Cependant, « Les délais fixés dans le calendrier de la mise en état ne peuvent être prorogés qu’en cas de cause grave et dûment justifiée ».

Surtout, « Si les parties s’abstiennent d’accomplir les actes de la procédure qui leur incombent dans les délais fixés par ce calendrier, le conseiller de la mise en état peut, d’office, après avis donné à leur avocat, prendre une ordonnance de radiation motivée non susceptible de recours. » (Nouvel article 912 du Code de procédure civile).

Il y a lieu de se questionner sur le cas de figure dans lequel l’intimé persiste sciemment à ne pas « accomplir les actes de la procédure qui leur incombent dans les délais fixés ». Le conseiller de la mise pourrait-il prendre une ordonnance de radiation ? On note que la dite ordonnance doit être « motivée », ce qui devrait, nous semble t-il, préserver les intérêts de l’appelant face au comportement dilatoire de l’intimé …

On craint que la mise en place de ce calendrier dont l’objectif est la célérité ne devienne, comme souvent en matière d’appel, un instrument d’évacuation des dossiers …

***

Maître Amaury AYOUN, avocat au Barreau de Marseille intervient régulièrement devant la cour d’appel d’Aix-en-Provence et assure la bonne conduite de vos procédures d’appel, postulation devant la cour d’appel dont il connaît les nombreux chausses-trappes et les usages locaux …

Pour obtenir de plus amples informations, vous pouvez nous joindre :  

  • par téléphone : 0484254095 

Pour toute information complémentaire, n’hésitez pas à consulter notre site internet : http://www.amauryayoun.com


[1] A. DUMOURIER, « Eric Dupond-Moretti dévoile son plan d’action pour la justice », Le Monde Du Droit  5 janvier 2023,  https ://www.lemondedudroit.fr/institutions/85209-eric-dupond-moretti-devoile-plan-action-justice.html

[2] On se remémorera le Décret n° 2019-1333 du 11 décembre 2019 réformant la procédure civile ; dont l’un des objectifs affiché était aussi la simplification …
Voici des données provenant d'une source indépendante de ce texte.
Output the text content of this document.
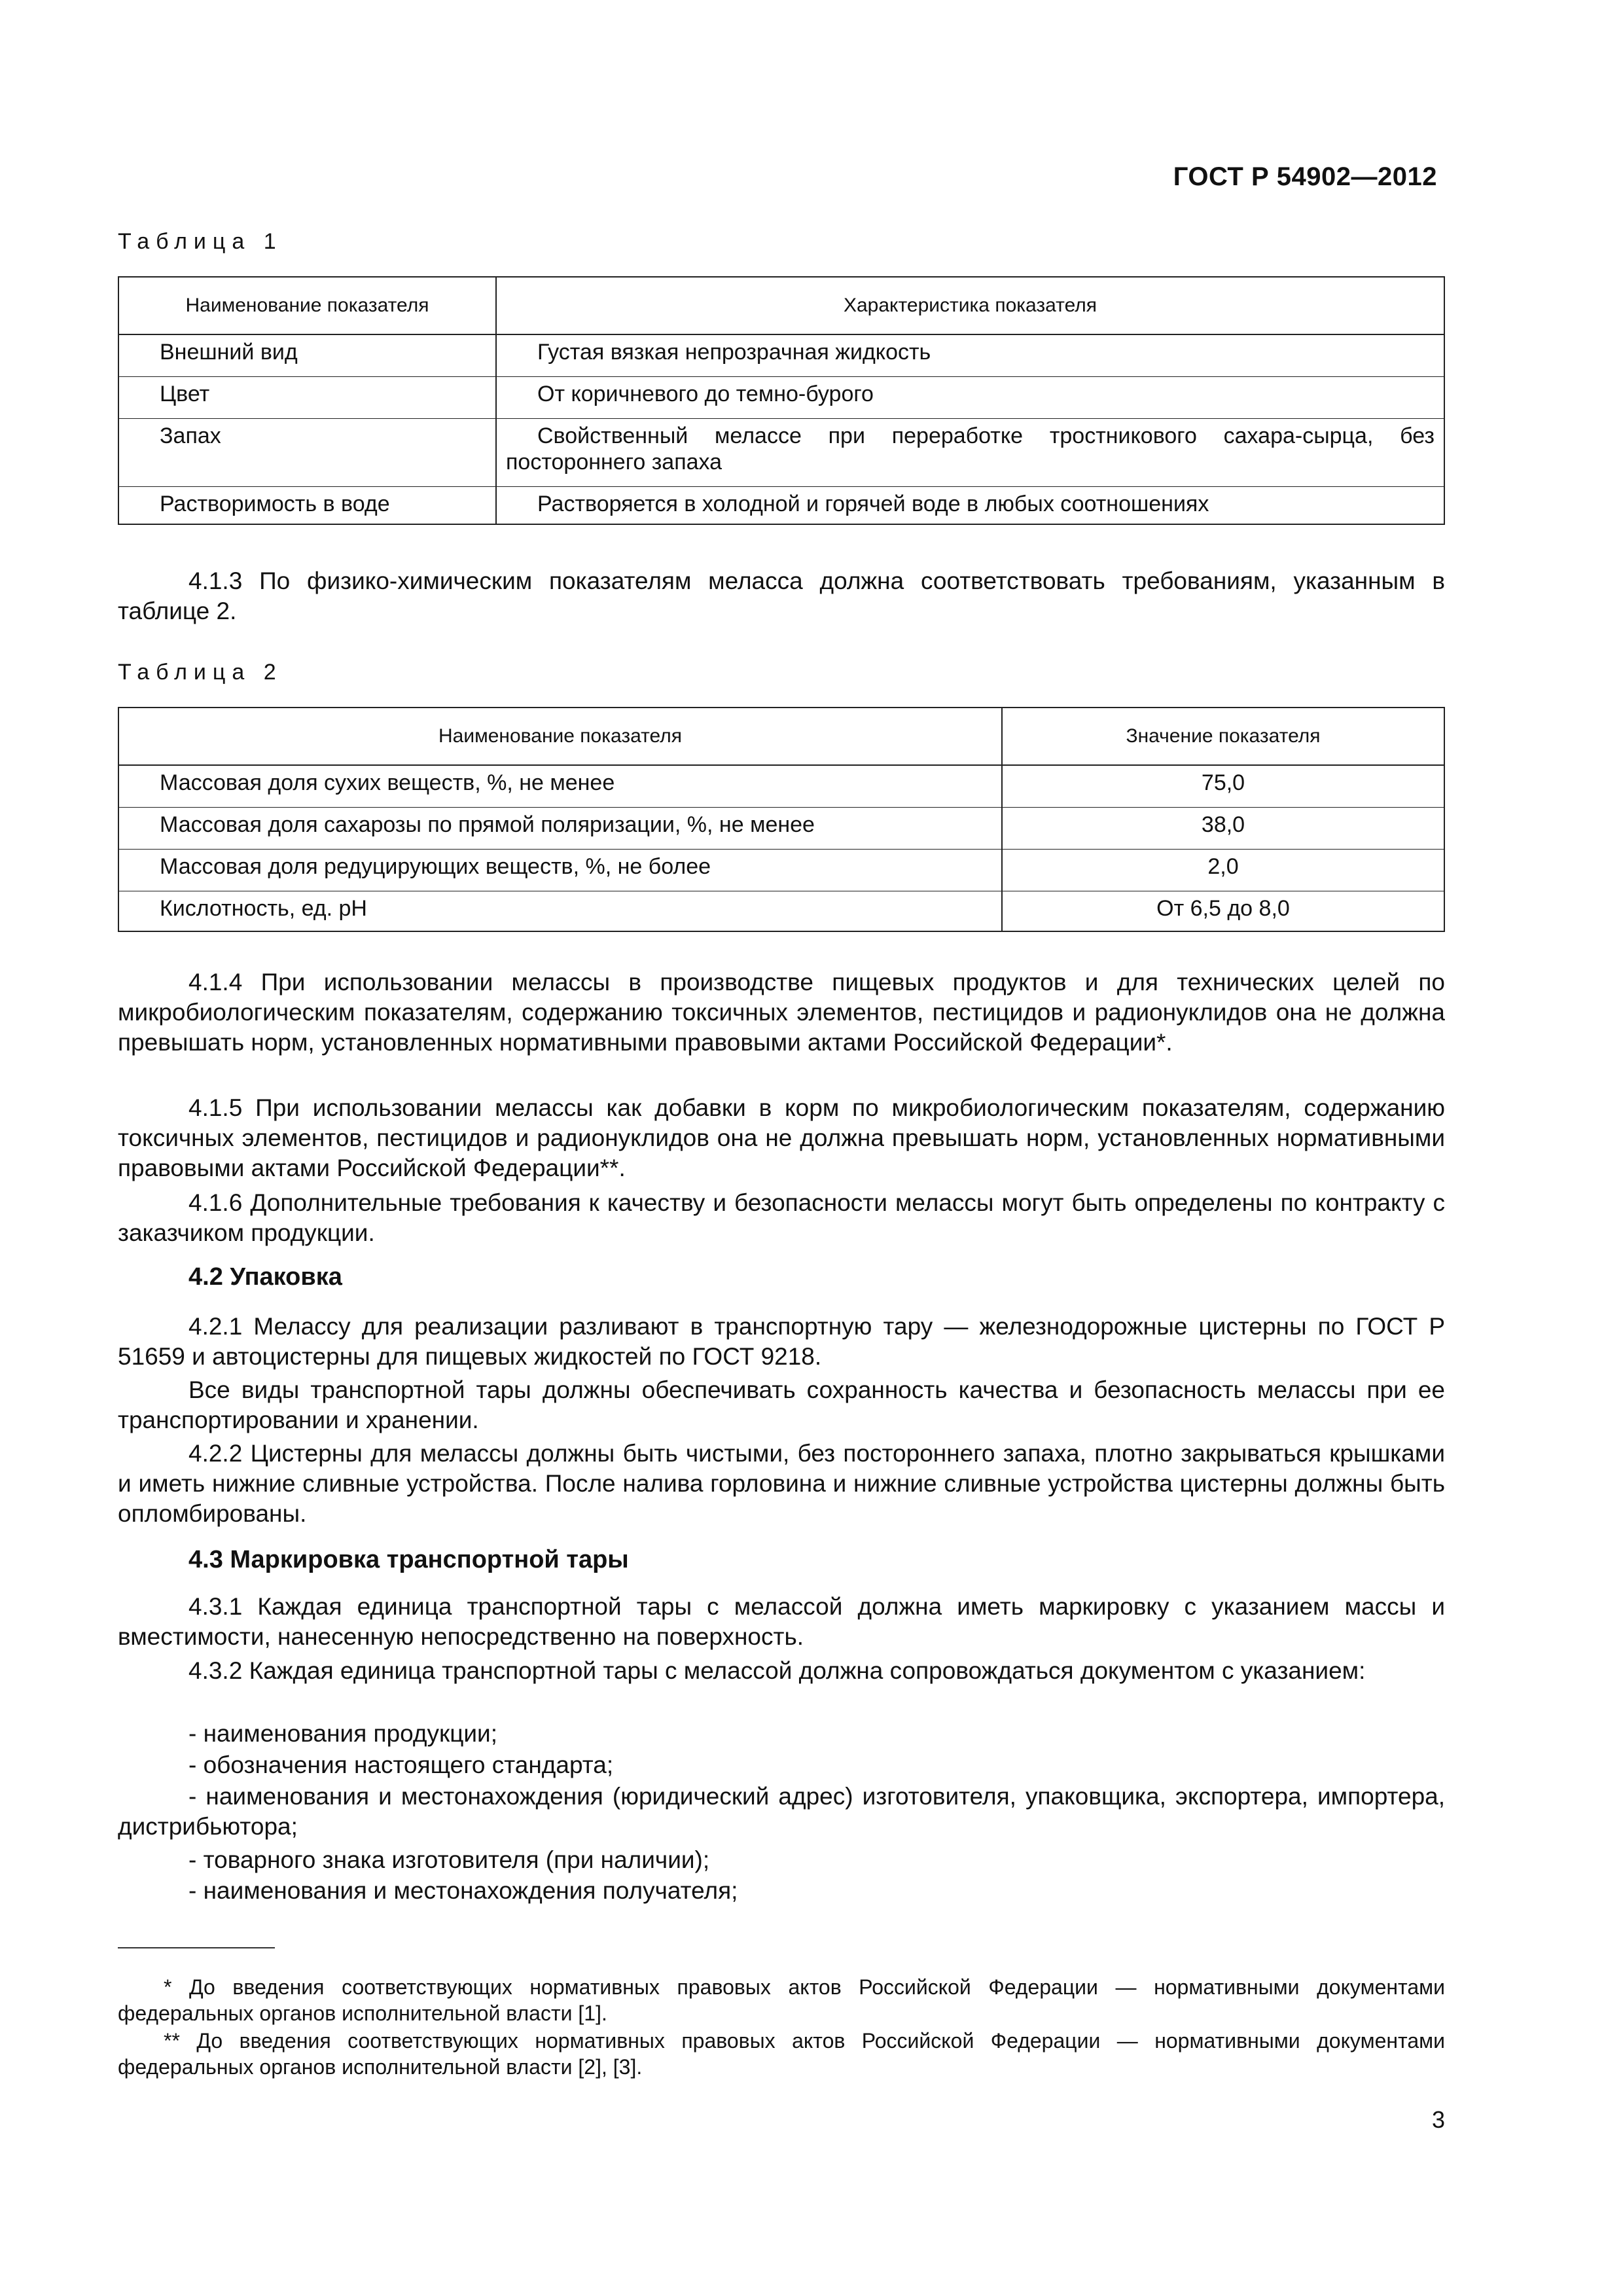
ГОСТ Р 54902—2012
Таблица 1
Наименование показателя	Характеристика показателя
Внешний вид	Густая вязкая непрозрачная жидкость
Цвет	От коричневого до темно-бурого
Запах	Свойственный мелассе при переработке тростникового сахара-сырца, без постороннего запаха
Растворимость в воде	Растворяется в холодной и горячей воде в любых соотношениях

4.1.3 По физико-химическим показателям меласса должна соответствовать требованиям, указанным в таблице 2.

Таблица 2
Наименование показателя	Значение показателя
Массовая доля сухих веществ, %, не менее	75,0
Массовая доля сахарозы по прямой поляризации, %, не менее	38,0
Массовая доля редуцирующих веществ, %, не более	2,0
Кислотность, ед. pH	От 6,5 до 8,0

4.1.4 При использовании мелассы в производстве пищевых продуктов и для технических целей по микробиологическим показателям, содержанию токсичных элементов, пестицидов и радионуклидов она не должна превышать норм, установленных нормативными правовыми актами Российской Федерации*.

4.1.5 При использовании мелассы как добавки в корм по микробиологическим показателям, содержанию токсичных элементов, пестицидов и радионуклидов она не должна превышать норм, установленных нормативными правовыми актами Российской Федерации**.

4.1.6 Дополнительные требования к качеству и безопасности мелассы могут быть определены по контракту с заказчиком продукции.

4.2 Упаковка

4.2.1 Мелассу для реализации разливают в транспортную тару — железнодорожные цистерны по ГОСТ Р 51659 и автоцистерны для пищевых жидкостей по ГОСТ 9218.

Все виды транспортной тары должны обеспечивать сохранность качества и безопасность мелассы при ее транспортировании и хранении.

4.2.2 Цистерны для мелассы должны быть чистыми, без постороннего запаха, плотно закрываться крышками и иметь нижние сливные устройства. После налива горловина и нижние сливные устройства цистерны должны быть опломбированы.

4.3 Маркировка транспортной тары

4.3.1 Каждая единица транспортной тары с мелассой должна иметь маркировку с указанием массы и вместимости, нанесенную непосредственно на поверхность.

4.3.2 Каждая единица транспортной тары с мелассой должна сопровождаться документом с указанием:

- наименования продукции;
- обозначения настоящего стандарта;

- наименования и местонахождения (юридический адрес) изготовителя, упаковщика, экспортера, импортера, дистрибьютора;

- товарного знака изготовителя (при наличии);
- наименования и местонахождения получателя;

* До введения соответствующих нормативных правовых актов Российской Федерации — нормативными документами федеральных органов исполнительной власти [1].

** До введения соответствующих нормативных правовых актов Российской Федерации — нормативными документами федеральных органов исполнительной власти [2], [3].

3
[3] M. BARBA, « Qui connaît de la recevabilité des demandes nouvelles à hauteur d’appel ? », Dalloz actualité, 13 mai 2022 ;  Th. LE BARS, « La compétence du conseiller de la mise en état pour prononcer l’irrecevabilité des prétentions nouvelles en appel » , Dalloz actualité, 7 juill. 2022.
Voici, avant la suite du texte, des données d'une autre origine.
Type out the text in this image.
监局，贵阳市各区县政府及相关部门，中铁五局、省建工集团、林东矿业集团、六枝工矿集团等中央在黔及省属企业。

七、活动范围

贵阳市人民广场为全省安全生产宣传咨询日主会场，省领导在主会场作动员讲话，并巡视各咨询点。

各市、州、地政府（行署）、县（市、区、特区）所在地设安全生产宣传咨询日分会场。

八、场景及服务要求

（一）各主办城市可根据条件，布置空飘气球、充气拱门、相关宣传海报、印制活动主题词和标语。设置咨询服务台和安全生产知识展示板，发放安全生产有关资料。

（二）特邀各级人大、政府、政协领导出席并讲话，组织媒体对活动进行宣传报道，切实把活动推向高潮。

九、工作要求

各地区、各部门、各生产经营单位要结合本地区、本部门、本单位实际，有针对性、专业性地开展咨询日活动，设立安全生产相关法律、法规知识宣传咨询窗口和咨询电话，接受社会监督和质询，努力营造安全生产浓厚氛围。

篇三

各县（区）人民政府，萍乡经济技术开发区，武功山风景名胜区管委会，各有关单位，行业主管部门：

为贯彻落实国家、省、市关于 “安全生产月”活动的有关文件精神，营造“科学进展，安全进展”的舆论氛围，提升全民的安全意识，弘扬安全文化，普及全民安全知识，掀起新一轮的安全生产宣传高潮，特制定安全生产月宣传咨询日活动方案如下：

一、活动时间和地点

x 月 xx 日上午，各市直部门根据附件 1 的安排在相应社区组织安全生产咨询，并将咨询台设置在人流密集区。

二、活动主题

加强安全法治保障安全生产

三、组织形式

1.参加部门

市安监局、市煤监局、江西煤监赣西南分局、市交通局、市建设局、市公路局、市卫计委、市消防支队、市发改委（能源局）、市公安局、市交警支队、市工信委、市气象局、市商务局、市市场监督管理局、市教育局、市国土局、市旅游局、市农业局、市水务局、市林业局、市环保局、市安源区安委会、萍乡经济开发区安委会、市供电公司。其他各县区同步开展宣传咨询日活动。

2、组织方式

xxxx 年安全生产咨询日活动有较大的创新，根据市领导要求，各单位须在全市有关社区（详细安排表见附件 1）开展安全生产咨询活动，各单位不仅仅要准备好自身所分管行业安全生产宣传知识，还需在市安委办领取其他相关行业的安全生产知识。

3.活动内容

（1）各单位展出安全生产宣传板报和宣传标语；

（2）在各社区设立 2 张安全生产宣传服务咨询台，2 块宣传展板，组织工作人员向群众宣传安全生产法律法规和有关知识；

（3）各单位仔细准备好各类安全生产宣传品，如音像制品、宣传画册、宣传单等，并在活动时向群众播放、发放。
[4] et non plus « les chefs du jugement » dans la rédaction antérieure au Décret n° 2023-1391 du 29 décembre 2023.

[5] Dans un sens similaire devant le tribunal judiciaire, on se rappelle l’article L. 212-5-1, al. 1 du Code de l’organisation judiciaire introduit par l’Ordonnance n° 2019-964 du 18 septembre 2019 prise en application de la loi n° 2019-222 du 23 mars 2019 de programmation 2018-2022 et de réforme pour la justice : « Devant le tribunal judiciaire, la procédure peut, à l’initiative des parties lorsqu’elles en sont expressément d’accord, se dérouler sans audience. En ce cas, elle est exclusivement écrite. ».

[6] Le premier dispose que : « l’appel tend, par la critique du jugement rendu par une juridiction du premier degré, à sa réformation ou à son annulation par la cour d’appel ».

Le second, dispose notamment à ses alinéas 3 et 5, « la cour ne statue que sur les prétentions énoncées au dispositif et n’examine les moyens au soutien de ces prétentions que s’ils sont invoqués dans la discussion. (…) La partie qui conclut à l’infirmation du jugement doit expressément énoncer les moyens qu’elle invoque sans pouvoir procéder par voie de référence à ses conclusions de première instance. ».